Sabato, 16 Giugno 2018 11:05

Scuola, alla mensa prodotti biologici e carne chianina

Il progetto per l’affidamento della fornitura degli alimenti 

QUARRATA - Frutta, ortaggi e legumi di sola produzione biologica, olio extravergine di oliva toscano i.g.p., pane, pasta secca e yogurt biologici, mortadella di Bologna i.g.p, prosciutto crudo toscano d.o.p., prosciutto cotto italiano “Alta qualità”, Asiago, Pecorino Toscano e Grana Padano d.o.p., carne derivante soltanto da animali nati, allevati e macellati in Italia, in parte biologica, in parte Chianina o i.g.p.: sono queste alcune delle richieste inserite dall’Amministrazione comunale nel nuovo bando per la fornitura delle derrate alimentari per il servizio di ristorazione scolastica del prossimo anno.

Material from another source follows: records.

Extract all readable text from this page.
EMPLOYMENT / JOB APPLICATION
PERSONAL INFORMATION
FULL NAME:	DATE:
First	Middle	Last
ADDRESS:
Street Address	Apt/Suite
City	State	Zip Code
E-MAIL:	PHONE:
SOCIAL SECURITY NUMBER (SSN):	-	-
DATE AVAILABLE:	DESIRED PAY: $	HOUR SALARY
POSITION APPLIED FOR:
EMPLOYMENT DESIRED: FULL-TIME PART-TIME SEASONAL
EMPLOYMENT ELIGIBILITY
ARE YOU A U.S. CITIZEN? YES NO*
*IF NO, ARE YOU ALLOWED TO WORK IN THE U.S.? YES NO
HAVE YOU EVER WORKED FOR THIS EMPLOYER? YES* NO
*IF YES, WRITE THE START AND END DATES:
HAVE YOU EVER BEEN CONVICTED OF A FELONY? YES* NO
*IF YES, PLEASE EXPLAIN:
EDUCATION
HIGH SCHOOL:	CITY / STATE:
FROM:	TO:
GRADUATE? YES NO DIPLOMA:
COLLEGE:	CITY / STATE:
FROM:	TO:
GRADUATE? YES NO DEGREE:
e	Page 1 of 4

“Abbiamo ulteriormente incrementato – spiega il sindaco di Quarrata Marco Mazzanti – la quantità di alimenti biologici: nel bando, ad esempio, abbiamo chiesto che tutte le verdure e tutta la frutta siano di produzione biologica così come tutti i legumi, la pasta alimentare secca, una parte del pane toscano, una parte della carne; abbiamo introdotto alcuni tagli di manzo di origine Chianina. Confermiamo la distribuzione della merenda di metà mattinata, compresa nel servizio di ristorazione scolastica, e, come già annunciato, proseguiremo con l’attività di controllo sugli alimenti, che quest’anno abbiamo già significativamente incrementato. Tutti questi miglioramenti sono frutto anche del lavoro svolto negli anni dalla Commissione Mensa, a cui va un forte ringraziamento per l'impegno e l'attenzione profusa, e degli esiti dell’indagine di gradimento del servizio effettuata nelle scorse settimane tra le famiglie. Colgo l’occasione per annunciare che, probabilmente, nel prossimo anno scolastico riusciremo ad esaudire anche una delle richieste più insistenti emerse dal questionario e cioè di inserire nel menù le lasagne".

Il progetto per l’affidamento della fornitura degli alimenti per il servizio di ristorazione scolastica è stato deliberato nei giorni scorsi dalla giunta comunale. A questo ha fatto seguito il bando, pubblicato ieri, venerdì 15 giugno, sul Sistema Telematico Acquisti Regionale della Toscana (START). Il servizio di ristorazione scolastica serve oltre 1900 bambine e bambini delle scuole per l’infanzia e primarie, ai quali si aggiungono alcune decine di adulti (docenti) e un centinaio di bambine e bambini dei nidi di infanzia.

Anche per il prossimo anno si prevede la preparazione di circa 250.000 pasti da parte della cucina centrale destinati alle scuole dell’infanzia e primarie e di circa 20.000 pasti per i tre nidi d’infanzia comunali. Oltre alla preparazione dei pasti, una parte delle derrate alimentari (circa il 10%) è destinata anche alla realizzazione di progetti da parte del servizio sociale per la preparazione di pasti a domicilio per anziani e per la fornitura di alimenti per il Market Sociale. La spesa prevista per la fornitura degli alimenti è di circa 487.000 euro compresa iva.